Does anyone have a floor plan of a 1920’s Model T factory showing the different stations and the order in which Model T's were assembled and the points at which the various stages came together until the Model T was driven out of the factory? Thank you. Jim Patrick
PS. I am aware that the Ford plant was massive and such a floor plan would require several pages.
Try looking at a copy of “The Ford Methods and the Ford Shop” by H.L. Arnold and F.L. Faurote, The Engineering Magazine, 1915. While it is dated 1914-15, it thoroughly describes the layout of the moving assembly line. It is fully illustrated with photographs.
It is now part of the public domain and can be downloaded off the internet.

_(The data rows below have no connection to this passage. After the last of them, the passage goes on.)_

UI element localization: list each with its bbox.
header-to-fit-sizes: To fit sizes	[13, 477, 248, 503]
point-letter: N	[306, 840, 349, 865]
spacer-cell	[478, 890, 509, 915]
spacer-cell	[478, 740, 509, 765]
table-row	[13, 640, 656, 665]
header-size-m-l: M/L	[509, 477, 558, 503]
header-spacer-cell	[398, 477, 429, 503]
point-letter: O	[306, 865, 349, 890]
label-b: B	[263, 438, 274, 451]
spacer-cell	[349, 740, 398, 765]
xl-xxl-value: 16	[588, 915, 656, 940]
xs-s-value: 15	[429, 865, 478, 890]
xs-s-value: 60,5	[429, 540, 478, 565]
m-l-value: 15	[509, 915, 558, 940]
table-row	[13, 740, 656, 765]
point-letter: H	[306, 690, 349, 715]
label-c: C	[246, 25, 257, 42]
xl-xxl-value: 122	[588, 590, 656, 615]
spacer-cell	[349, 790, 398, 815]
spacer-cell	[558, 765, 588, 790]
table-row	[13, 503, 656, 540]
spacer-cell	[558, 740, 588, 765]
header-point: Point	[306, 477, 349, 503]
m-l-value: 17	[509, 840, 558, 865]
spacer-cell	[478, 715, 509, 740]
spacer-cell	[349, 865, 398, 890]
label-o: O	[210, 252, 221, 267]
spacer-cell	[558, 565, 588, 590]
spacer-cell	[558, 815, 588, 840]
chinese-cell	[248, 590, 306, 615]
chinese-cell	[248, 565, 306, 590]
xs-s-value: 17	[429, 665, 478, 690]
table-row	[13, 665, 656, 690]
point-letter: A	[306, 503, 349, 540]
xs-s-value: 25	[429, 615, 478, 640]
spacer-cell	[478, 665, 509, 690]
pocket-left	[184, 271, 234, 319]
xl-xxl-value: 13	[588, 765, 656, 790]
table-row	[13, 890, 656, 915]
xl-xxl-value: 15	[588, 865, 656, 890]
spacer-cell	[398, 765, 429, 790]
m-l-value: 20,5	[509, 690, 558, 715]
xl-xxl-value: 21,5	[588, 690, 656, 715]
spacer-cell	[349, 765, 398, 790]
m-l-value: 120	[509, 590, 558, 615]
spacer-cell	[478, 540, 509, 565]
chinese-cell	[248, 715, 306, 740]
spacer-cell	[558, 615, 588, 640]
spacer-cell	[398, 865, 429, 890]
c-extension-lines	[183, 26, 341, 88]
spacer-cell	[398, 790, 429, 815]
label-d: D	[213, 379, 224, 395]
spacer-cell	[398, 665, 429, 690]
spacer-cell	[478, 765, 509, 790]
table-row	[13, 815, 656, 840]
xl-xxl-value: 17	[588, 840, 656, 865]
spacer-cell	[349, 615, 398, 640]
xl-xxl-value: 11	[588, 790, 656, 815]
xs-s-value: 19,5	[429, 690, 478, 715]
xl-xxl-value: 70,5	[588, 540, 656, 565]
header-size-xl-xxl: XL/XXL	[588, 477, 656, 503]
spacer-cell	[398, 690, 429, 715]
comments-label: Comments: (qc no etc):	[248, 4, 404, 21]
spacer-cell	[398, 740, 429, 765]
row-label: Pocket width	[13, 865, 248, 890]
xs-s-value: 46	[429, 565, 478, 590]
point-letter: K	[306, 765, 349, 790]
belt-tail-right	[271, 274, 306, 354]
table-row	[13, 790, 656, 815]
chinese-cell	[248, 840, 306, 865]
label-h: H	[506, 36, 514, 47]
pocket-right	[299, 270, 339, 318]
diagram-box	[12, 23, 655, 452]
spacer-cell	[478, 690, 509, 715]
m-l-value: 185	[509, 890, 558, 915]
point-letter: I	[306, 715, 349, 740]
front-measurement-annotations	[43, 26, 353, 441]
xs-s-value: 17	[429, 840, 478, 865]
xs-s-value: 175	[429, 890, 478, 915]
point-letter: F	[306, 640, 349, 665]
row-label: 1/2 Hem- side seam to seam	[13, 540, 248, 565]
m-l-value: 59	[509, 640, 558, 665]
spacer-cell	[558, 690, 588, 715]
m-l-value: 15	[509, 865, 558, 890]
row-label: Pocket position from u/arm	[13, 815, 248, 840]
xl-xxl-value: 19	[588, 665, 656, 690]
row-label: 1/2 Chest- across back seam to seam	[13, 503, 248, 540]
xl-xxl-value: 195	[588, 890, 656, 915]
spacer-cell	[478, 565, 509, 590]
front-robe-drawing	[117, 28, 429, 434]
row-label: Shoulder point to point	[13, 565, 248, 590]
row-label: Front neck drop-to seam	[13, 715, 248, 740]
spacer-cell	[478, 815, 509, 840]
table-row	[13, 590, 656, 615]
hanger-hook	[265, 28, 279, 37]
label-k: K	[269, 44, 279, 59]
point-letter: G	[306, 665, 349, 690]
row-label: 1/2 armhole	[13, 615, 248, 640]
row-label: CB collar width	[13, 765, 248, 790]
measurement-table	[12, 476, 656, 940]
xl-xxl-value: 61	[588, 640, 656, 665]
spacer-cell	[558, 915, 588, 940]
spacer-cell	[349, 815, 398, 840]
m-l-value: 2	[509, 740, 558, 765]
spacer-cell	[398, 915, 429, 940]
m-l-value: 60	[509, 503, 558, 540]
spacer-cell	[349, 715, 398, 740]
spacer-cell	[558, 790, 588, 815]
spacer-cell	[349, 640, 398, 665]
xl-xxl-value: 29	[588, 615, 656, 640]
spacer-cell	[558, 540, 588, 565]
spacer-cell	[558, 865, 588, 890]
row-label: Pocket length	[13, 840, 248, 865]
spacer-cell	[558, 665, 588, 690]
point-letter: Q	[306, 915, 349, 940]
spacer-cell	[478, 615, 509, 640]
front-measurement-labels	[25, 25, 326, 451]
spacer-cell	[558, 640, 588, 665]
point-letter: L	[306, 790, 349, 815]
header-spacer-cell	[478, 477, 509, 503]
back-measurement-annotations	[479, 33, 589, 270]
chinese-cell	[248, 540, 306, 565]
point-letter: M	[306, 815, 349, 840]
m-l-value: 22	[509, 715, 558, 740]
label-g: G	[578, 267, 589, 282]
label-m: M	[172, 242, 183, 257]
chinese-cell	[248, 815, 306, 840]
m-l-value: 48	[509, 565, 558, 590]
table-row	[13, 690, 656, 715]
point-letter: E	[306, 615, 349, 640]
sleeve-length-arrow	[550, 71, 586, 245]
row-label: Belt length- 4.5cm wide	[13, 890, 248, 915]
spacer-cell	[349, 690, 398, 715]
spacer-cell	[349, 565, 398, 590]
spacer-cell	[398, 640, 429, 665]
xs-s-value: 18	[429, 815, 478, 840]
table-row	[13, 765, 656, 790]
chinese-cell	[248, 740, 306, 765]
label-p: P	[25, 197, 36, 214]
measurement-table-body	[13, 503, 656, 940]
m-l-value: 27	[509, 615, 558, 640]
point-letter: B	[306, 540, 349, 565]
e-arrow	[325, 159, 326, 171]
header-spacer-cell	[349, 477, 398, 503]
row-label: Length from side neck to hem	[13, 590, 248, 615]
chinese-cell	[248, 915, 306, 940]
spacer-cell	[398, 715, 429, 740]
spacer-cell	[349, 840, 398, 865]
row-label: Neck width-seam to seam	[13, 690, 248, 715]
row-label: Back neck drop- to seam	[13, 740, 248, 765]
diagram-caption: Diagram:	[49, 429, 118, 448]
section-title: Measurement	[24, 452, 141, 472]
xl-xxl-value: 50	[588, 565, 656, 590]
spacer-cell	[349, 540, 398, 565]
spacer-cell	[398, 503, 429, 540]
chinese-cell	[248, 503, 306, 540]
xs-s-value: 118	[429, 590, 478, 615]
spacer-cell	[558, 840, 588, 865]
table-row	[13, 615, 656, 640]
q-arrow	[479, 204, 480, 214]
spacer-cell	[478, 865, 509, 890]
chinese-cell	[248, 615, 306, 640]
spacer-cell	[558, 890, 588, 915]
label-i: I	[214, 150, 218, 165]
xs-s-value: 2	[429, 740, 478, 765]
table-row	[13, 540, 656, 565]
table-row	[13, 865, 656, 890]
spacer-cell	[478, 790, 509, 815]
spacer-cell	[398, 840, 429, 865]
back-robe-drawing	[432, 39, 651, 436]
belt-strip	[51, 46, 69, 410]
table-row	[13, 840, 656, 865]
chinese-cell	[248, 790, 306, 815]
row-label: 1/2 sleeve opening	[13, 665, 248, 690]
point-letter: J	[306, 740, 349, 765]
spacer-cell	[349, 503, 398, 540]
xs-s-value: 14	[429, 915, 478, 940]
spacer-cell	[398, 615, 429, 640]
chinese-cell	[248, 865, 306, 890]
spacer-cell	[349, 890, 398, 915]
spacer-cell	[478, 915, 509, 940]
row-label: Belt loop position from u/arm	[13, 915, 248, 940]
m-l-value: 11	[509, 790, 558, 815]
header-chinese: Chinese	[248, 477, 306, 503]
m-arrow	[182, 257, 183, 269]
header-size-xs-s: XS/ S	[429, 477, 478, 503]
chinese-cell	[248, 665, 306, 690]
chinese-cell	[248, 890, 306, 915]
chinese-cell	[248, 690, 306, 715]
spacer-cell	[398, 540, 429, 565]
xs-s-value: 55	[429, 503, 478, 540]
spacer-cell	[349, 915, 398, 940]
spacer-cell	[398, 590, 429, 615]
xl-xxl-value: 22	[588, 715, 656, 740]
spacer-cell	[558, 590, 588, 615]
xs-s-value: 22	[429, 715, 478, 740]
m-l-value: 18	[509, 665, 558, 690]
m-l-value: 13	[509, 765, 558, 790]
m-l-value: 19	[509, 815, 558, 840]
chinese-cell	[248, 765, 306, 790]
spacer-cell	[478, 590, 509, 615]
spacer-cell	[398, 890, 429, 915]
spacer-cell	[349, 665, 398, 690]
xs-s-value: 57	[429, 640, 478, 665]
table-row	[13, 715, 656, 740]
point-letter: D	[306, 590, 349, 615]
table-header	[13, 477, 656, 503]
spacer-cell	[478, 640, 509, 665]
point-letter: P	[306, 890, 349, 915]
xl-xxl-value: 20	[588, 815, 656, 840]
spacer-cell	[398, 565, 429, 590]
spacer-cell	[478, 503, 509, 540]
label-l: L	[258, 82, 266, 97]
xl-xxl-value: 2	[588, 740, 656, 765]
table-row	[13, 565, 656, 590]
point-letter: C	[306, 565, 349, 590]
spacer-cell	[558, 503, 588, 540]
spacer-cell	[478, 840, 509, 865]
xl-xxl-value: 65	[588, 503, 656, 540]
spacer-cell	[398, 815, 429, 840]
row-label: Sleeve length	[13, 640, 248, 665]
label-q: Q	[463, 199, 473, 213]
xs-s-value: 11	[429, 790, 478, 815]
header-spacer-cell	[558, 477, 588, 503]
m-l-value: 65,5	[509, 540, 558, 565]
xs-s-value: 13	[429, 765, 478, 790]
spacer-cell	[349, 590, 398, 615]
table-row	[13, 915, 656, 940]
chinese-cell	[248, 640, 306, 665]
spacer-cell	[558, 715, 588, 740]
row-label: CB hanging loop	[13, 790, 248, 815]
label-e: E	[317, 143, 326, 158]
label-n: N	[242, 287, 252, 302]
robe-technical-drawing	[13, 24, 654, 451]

Probably not what your looking for but if you can find a copy of the Ford Industries it will show the huge scale of Ford at the time.Bud.
Just too massive to have detail floor plans.
The Highland Park plant was the largest auto factory in the world!
Original external with pointers of operation areas.
Later view with expansions, on the left is the Executive / Sales building that is still standing and under re-development.
Only a few structures left at the Highland Park site now, power house and most gone, only a few of the outer building are in use for some commercial purposes, all leased out by Ford.
Interior view of Sales Building, fancy in the day, worn down now but multi-million $ rehab underway. Was able to tour this site during a MTFCI annual meeting.
Historical marker on the most famous factory site that was.....
Sorry Dan but i'm sure there was/perfect detailed floor plains at the time.When Ford was shipping cars by the trainload every day because there was no space to store them at the factory or branch plants.I think there were many running around with Stop Watches doing time study of each pice so Ford did not manage floor space? I realize Old's was not Ford but doing some work in a office at Old's we found a large room with detailed models of almost everything in the plant.We might never find or see them but Ford had those drawings! Bud DeLong.
There are some very good pictures of crankshaft machines and press lines in Tin Lizzie by Stern. At the time of the overhead line shafts for power things were thought out well in advance.Bud.
Agree, just assembling those floor plans for Highland Park plant would be tough! Benson Ford Research Center likely has these on microfilm, don't know of any link on the web so show them, one would have to assemble this and what a chore!
Jim's request was for floor plan of a 1920’s Model T factory. Don't know if he wanted a branch assembly factory, or the main Highland Park. Was posting about Highland Park.
Now this layout isn't '1920's' but is dated 1914.
These were the early years of the chassis assembly lines, in this drawing, 3 lines in operation. But note the chutes and conveyors used to deliver sub assemblies made on other floors on other smaller sub- assembly lines.
Of course the later 1920's at branches, the process was very similar, feeding the parts for the chassis and body along the lines, using overhead conveyors as in use today in modern auto factories.
Assembly Branch factory
Keep digging guys!
There is one for Rouge. Not an actual floor plan, rather a flow diagram, i’ve Seen it...just don’t have a copy of it.
Dan,It would be easy if we could convince Rob there is still a hidden racer in the basement of the powerhouse!Happy Thanksgiving.Bud.
Jim, if I remember correctly, I think it's Bob Casey's Model T book that has a floor and flow plan with stages indicated.
If I plant seeds from a Model T will they sprout into mini T’s?
Just wondering about plants
Mr Trent Boggess mentions a pamphlet circa 1915 “The Ford Methods and the Ford Shop” by H.L. Arnold and F.L. Faurote, The Engineering Magazine, 1915, as a source for plans/information on the Ford Plan. By 1914 Henry Ford was becoming, if not the premiere automobile manufacturing leader in America.
Before the Engineering Magazine covered Ford's success, Automobile Trader carried an extensive profile on Ford and his business, Automobile Trade Journal, April 1914. The Ford Achievement, by Hugh Dolnar, pp115 - 165
Automobile Trader, 1914 published this concept of the Ford plant:
So the Brass cars with the white tires 1913?
The black cars 1921?
1914, rear crossmember beyond the frame rails.